Varhdan has since categorically denied speaking on this subject to Gupta in a written affidavit submitted to the court, which the amicus attributed to a lack of “biological element called spine”.
Gupta in the same hearing also told the High Court that Amrik Singh will speak up again if the CBI takes over the investigation. Since the matter is subjudice, Gupta could not discuss the case with Newslaundry.
After 18 months of investigation, there’s a frustrating lack of conclusive evidence to either prove or disprove the Murthal kaand. So far, two men from Hasanpur and three from Kurad have been accused of arson and rioting in Murthal. The police later added Section 396D (gang rape) to the FIR that was registered on the complaint of witness Bobby Joshi. The five accused — Vinay, Jitender, Jai Deep, Jasbir and Bhanu Partap — were granted bail in February this year since their DNA did not match the semen samples.
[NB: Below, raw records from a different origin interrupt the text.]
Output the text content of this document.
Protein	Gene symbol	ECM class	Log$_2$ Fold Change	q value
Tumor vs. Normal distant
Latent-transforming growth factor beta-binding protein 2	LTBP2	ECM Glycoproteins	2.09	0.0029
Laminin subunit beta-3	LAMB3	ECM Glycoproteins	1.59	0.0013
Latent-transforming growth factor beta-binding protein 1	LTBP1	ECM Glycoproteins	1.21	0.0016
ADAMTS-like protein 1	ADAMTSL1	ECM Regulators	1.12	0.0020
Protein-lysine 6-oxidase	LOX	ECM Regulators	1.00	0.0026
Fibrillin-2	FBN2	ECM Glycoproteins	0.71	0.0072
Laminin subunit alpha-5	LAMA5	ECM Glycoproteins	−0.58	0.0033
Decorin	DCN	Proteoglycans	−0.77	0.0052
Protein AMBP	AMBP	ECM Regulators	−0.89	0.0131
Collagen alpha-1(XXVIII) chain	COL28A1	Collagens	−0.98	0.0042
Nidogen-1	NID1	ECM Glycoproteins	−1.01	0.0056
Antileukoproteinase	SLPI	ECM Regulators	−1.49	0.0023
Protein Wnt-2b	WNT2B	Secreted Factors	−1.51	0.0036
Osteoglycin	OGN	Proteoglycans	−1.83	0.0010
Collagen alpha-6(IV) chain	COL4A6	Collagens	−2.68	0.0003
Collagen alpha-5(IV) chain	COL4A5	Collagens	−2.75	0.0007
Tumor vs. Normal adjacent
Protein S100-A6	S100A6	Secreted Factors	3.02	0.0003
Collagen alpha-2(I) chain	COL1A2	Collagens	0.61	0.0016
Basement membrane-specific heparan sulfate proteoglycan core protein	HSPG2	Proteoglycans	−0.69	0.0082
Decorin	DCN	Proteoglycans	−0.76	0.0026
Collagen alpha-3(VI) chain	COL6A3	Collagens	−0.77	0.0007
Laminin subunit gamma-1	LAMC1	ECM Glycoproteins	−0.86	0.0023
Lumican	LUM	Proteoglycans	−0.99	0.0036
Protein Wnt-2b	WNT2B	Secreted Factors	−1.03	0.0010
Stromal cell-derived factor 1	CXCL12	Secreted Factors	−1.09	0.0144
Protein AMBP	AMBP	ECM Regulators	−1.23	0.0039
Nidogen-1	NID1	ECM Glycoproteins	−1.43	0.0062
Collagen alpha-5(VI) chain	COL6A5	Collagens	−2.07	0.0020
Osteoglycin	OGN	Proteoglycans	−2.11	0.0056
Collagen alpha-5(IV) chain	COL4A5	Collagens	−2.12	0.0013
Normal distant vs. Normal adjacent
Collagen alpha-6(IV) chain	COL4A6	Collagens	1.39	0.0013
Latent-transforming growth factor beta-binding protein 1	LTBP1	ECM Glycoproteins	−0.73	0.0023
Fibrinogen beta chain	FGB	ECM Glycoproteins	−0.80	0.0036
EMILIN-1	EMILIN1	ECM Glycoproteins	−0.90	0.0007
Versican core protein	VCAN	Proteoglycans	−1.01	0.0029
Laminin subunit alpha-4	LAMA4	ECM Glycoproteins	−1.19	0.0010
Of the five, Jitender, is out on bail after serving almost eight months in jail. He is 32 years old and, like most youths in the village, works in the fields. Since the case is still on, he wouldn’t comment on it but emphasised that there is no case against him. Vinay, 21, is pursuing a Bachelor’s degree at Delhi University. His family has told him to stay away from Hassanpur so that he isn’t picked up by the police again. His mother insisted Vinay has been falsely implicated and there is no proof of rape against him.
All five’s families believe the young men have been slapped with fake charges owing to the pressure on the police to catch the culprits.
Yet, despite the absence of identifiable suspects or conclusive evidence to prove any sexual violence, everyone eventually comes round to admitting something happened on the night of February 21-22 that was a violation. Virender, a resident of Gurgaon, saw his Alto being burnt ahead of the Sukhdev Dhaba, at approximately 2 am on February 22, 2016. He was stranded for five or six hours and he remembers hearing women had been harassed.
In August, the SIT admitted that although they found no proof of rape, molestation may have happened. Additional solicitor general Tushar Mehta told the bench, “Some of them [those interviewed by SIT] have told of instances of molestation. But none has confirmed rape.” That molestation is not considered a serious enough violation to pursue and a woman must be raped for the state to consider her suffering worthy of redressal is worrying. It’s almost as though rape has been fetishised to have a special status that leads to other crimes against women being ignored.
There’s also the question of just what the survivors of Murthal endured that night.
Sarpanch Narayan of Hassanpur told Newslaundry (while emphasising that there were no rapes that night) that he had seen some women running away from burnt cars and that they may have had their clothes torn off. He remembered one woman whose pants had “fallen off” and said that he had conducted his own enquiry by asking hotel owners along the highway about her. They told him her pants’ button had broken. How hoteliers knew about the state of this young woman’s pant button remains a mystery.